O3. Rehat

487 40 1
                                    

Hanya Pond yang bisa dibuat begini oleh Phuwin. Hanya Pond yang bisa!

Karena mau berapa kali Phuwin mencoba membuat janji temu dengan orang lain, melakukan kencan sore hari, mendeklarasikan apa yang dia rasakan dan berakhir minimal kena tampar, hanya Pond yang tetap bertahan dalam kesenangan maupun kehancuran perasaan Phuwin di waktu setelahnya.

Seperti malam hari ini.

Pond sedang merebahkan diri di atas kasur milik Phuwin. Dengan fokus mata pada layar handphone, sesekali tersenyum kemudian tertawa sebelum kembali menscroll ulang untuk mencari bahan hiburan baru.

"Apa handphonenya sangat menarik? Apa aku tidak menarik? Apa aku benar-benar tidak menarik?" 

Phuwin mendusal. Menjatuhkan tubuhnya tepat di atas tubuh sang pacar yang kemudian merespon dengan meletakkan salah satu tangannya di punggung Phuwin. Mengelus-elus pelan.

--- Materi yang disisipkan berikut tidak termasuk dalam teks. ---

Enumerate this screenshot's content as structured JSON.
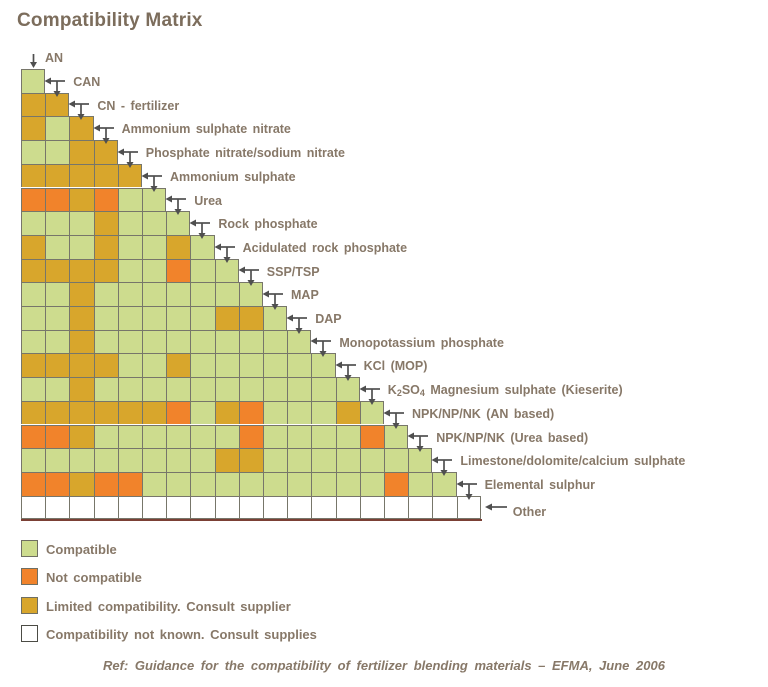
{
  "title": "Compatibility Matrix",
  "footer": "Ref: Guidance for the compatibility of fertilizer blending materials – EFMA, June 2006",
  "colors": {
    "compatible": "#cddc8e",
    "not_compatible": "#f1832b",
    "limited": "#d8a62c",
    "unknown": "#ffffff",
    "grid": "#77766a",
    "arrow": "#4f4f4f",
    "label_text": "#877868",
    "baseline": "#7b4035"
  },
  "legend": [
    {
      "code": "G",
      "label": "Compatible"
    },
    {
      "code": "O",
      "label": "Not compatible"
    },
    {
      "code": "L",
      "label": "Limited compatibility.  Consult supplier"
    },
    {
      "code": "U",
      "label": "Compatibility  not known. Consult supplies"
    }
  ],
  "chart_data": {
    "type": "heatmap",
    "title": "Compatibility Matrix",
    "legend_position": "bottom-left",
    "code_meanings": {
      "G": "Compatible",
      "O": "Not compatible",
      "L": "Limited compatibility. Consult supplier",
      "U": "Compatibility not known. Consult supplies"
    },
    "materials": [
      "AN",
      "CAN",
      "CN - fertilizer",
      "Ammonium sulphate nitrate",
      "Phosphate nitrate/sodium nitrate",
      "Ammonium sulphate",
      "Urea",
      "Rock phosphate",
      "Acidulated rock phosphate",
      "SSP/TSP",
      "MAP",
      "DAP",
      "Monopotassium phosphate",
      "KCl (MOP)",
      "K_2SO_4 Magnesium sulphate (Kieserite)",
      "NPK/NP/NK (AN based)",
      "NPK/NP/NK (Urea based)",
      "Limestone/dolomite/calcium sulphate",
      "Elemental sulphur",
      "Other"
    ],
    "rows": [
      {
        "material": "CAN",
        "cells": [
          "G"
        ]
      },
      {
        "material": "CN - fertilizer",
        "cells": [
          "L",
          "L"
        ]
      },
      {
        "material": "Ammonium sulphate nitrate",
        "cells": [
          "L",
          "G",
          "L"
        ]
      },
      {
        "material": "Phosphate nitrate/sodium nitrate",
        "cells": [
          "G",
          "G",
          "L",
          "L"
        ]
      },
      {
        "material": "Ammonium sulphate",
        "cells": [
          "L",
          "L",
          "L",
          "L",
          "L"
        ]
      },
      {
        "material": "Urea",
        "cells": [
          "O",
          "O",
          "L",
          "O",
          "G",
          "G"
        ]
      },
      {
        "material": "Rock phosphate",
        "cells": [
          "G",
          "G",
          "G",
          "L",
          "G",
          "G",
          "G"
        ]
      },
      {
        "material": "Acidulated rock phosphate",
        "cells": [
          "L",
          "G",
          "G",
          "L",
          "G",
          "G",
          "L",
          "G"
        ]
      },
      {
        "material": "SSP/TSP",
        "cells": [
          "L",
          "L",
          "L",
          "L",
          "G",
          "G",
          "O",
          "G",
          "G"
        ]
      },
      {
        "material": "MAP",
        "cells": [
          "G",
          "G",
          "L",
          "G",
          "G",
          "G",
          "G",
          "G",
          "G",
          "G"
        ]
      },
      {
        "material": "DAP",
        "cells": [
          "G",
          "G",
          "L",
          "G",
          "G",
          "G",
          "G",
          "G",
          "L",
          "L",
          "G"
        ]
      },
      {
        "material": "Monopotassium phosphate",
        "cells": [
          "G",
          "G",
          "L",
          "G",
          "G",
          "G",
          "G",
          "G",
          "G",
          "G",
          "G",
          "G"
        ]
      },
      {
        "material": "KCl (MOP)",
        "cells": [
          "L",
          "L",
          "L",
          "L",
          "G",
          "G",
          "L",
          "G",
          "G",
          "G",
          "G",
          "G",
          "G"
        ]
      },
      {
        "material": "K_2SO_4 Magnesium sulphate (Kieserite)",
        "cells": [
          "G",
          "G",
          "L",
          "G",
          "G",
          "G",
          "G",
          "G",
          "G",
          "G",
          "G",
          "G",
          "G",
          "G"
        ]
      },
      {
        "material": "NPK/NP/NK (AN based)",
        "cells": [
          "L",
          "L",
          "L",
          "L",
          "L",
          "L",
          "O",
          "G",
          "L",
          "O",
          "G",
          "G",
          "G",
          "L",
          "G"
        ]
      },
      {
        "material": "NPK/NP/NK (Urea based)",
        "cells": [
          "O",
          "O",
          "L",
          "G",
          "G",
          "G",
          "G",
          "G",
          "G",
          "O",
          "G",
          "G",
          "G",
          "G",
          "O",
          "G"
        ]
      },
      {
        "material": "Limestone/dolomite/calcium sulphate",
        "cells": [
          "G",
          "G",
          "G",
          "G",
          "G",
          "G",
          "G",
          "G",
          "L",
          "L",
          "G",
          "G",
          "G",
          "G",
          "G",
          "G",
          "G"
        ]
      },
      {
        "material": "Elemental sulphur",
        "cells": [
          "O",
          "O",
          "L",
          "O",
          "O",
          "G",
          "G",
          "G",
          "G",
          "G",
          "G",
          "G",
          "G",
          "G",
          "G",
          "O",
          "G",
          "G"
        ]
      },
      {
        "material": "Other",
        "cells": [
          "U",
          "U",
          "U",
          "U",
          "U",
          "U",
          "U",
          "U",
          "U",
          "U",
          "U",
          "U",
          "U",
          "U",
          "U",
          "U",
          "U",
          "U",
          "U"
        ]
      }
    ]
  }
}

"Pond aku ingin dicium sampai wajahku basah." Phuwin lagi-lagi mencari perhatian. Sengaja merangkak lebih naik hingga wajahnya benar-benar di atas wajah Pond yang kemudian menatapnya. Penuh selidik sehingga satu kerutan muncul di dahi membuat Phuwin mendengus.

"Pond tidak baik mengerutkan dahi seperti ini. Cepat tua." Phuwin komentar. Jarinya digerakkan untuk menghilangkan kerutan dahi Pond. Mengurut perlahan sehingga Pond luluh dan membiarkan. Maka selesai dengan kegiatan itu, Phuwin lebih dulu memajukan kepalanya dan memberi satu kecupan pada bibir Pond. 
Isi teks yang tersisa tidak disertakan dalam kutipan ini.